The children and young people’s IAPT (Improving Access to Psychological Therapy) programme provides an important opportunity for training the workforce. It seeks to combine evidence-based practice with user involvement and outcome evaluation to embed best practice in child mental health. It includes 5 key principles underlying transformation: participation, increasing mental health awareness and reducing stigma, improving access and engagement, delivering evidence-based therapy and demonstrating outcomes and accountability through data collection.

Summary

In recent years, there has been an unprecedented focus on mental health within the NHS, providing greater transparency regarding the needs of CYP, as well as the commissioning and service delivery required to meet those needs. A third of all mental health problems have been established by the age of 14, rising to almost two-thirds by age 24 [Reference Solmi, Radua and Olivola69]. It is likely that the Covid-19 pandemic has further broadened income gaps between households, putting more CYP at risk [6].
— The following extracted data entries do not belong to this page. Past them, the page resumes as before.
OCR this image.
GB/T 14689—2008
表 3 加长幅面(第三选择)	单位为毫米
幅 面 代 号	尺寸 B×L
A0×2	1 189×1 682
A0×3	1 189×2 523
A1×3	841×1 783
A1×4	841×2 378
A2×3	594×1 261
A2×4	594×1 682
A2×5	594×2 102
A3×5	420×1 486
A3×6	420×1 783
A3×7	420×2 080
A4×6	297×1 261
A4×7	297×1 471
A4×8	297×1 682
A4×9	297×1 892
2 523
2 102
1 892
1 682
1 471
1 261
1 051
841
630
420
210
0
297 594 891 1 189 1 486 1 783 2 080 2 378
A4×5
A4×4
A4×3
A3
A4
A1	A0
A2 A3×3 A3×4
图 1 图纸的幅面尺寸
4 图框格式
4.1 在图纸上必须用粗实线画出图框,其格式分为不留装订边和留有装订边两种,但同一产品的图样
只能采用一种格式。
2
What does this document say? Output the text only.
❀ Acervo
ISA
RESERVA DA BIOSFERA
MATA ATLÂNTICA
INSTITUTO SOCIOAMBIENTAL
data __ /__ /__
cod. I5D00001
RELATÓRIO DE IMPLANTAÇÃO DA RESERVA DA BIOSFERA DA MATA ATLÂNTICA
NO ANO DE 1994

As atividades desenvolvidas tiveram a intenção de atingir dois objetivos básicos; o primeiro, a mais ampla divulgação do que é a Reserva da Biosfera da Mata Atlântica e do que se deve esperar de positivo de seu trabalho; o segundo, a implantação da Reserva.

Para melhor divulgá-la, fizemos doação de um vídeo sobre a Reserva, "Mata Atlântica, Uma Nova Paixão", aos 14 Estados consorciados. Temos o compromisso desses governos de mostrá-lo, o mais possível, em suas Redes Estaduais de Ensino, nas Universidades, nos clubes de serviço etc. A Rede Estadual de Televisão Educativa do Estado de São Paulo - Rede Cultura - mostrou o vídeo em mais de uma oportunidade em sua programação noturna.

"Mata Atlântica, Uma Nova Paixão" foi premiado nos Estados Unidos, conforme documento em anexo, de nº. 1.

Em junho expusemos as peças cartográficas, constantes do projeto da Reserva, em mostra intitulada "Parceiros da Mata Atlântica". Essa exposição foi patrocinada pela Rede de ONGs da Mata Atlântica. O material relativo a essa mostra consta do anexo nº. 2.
Important principles in delivering effective CYPMH services include the need to: build resilience, consider prevention and early intervention, as well as developing a clear joined-up approach linking services through care pathways. Delivering evidence-based interventions for young people with mental health needs requires a sustainable, well-supported workforce with the relevant skills and competencies working across the full system.

New models of care can stimulate effective collaboration between commissioners and providers to develop integrated, accessible services for all. Expanding access to digital services can enable more people to receive effective care and provide greater accessibility and choice. A system-wide focus on quality improvement can support staff and patients to improve care through effective use of data, with support from professional networks. All new models must be developed in partnership with experts-by-experience, carers and community and voluntary organisations. Systemic investment in services and the staff who provide them is needed to meet the ambitions set by governments.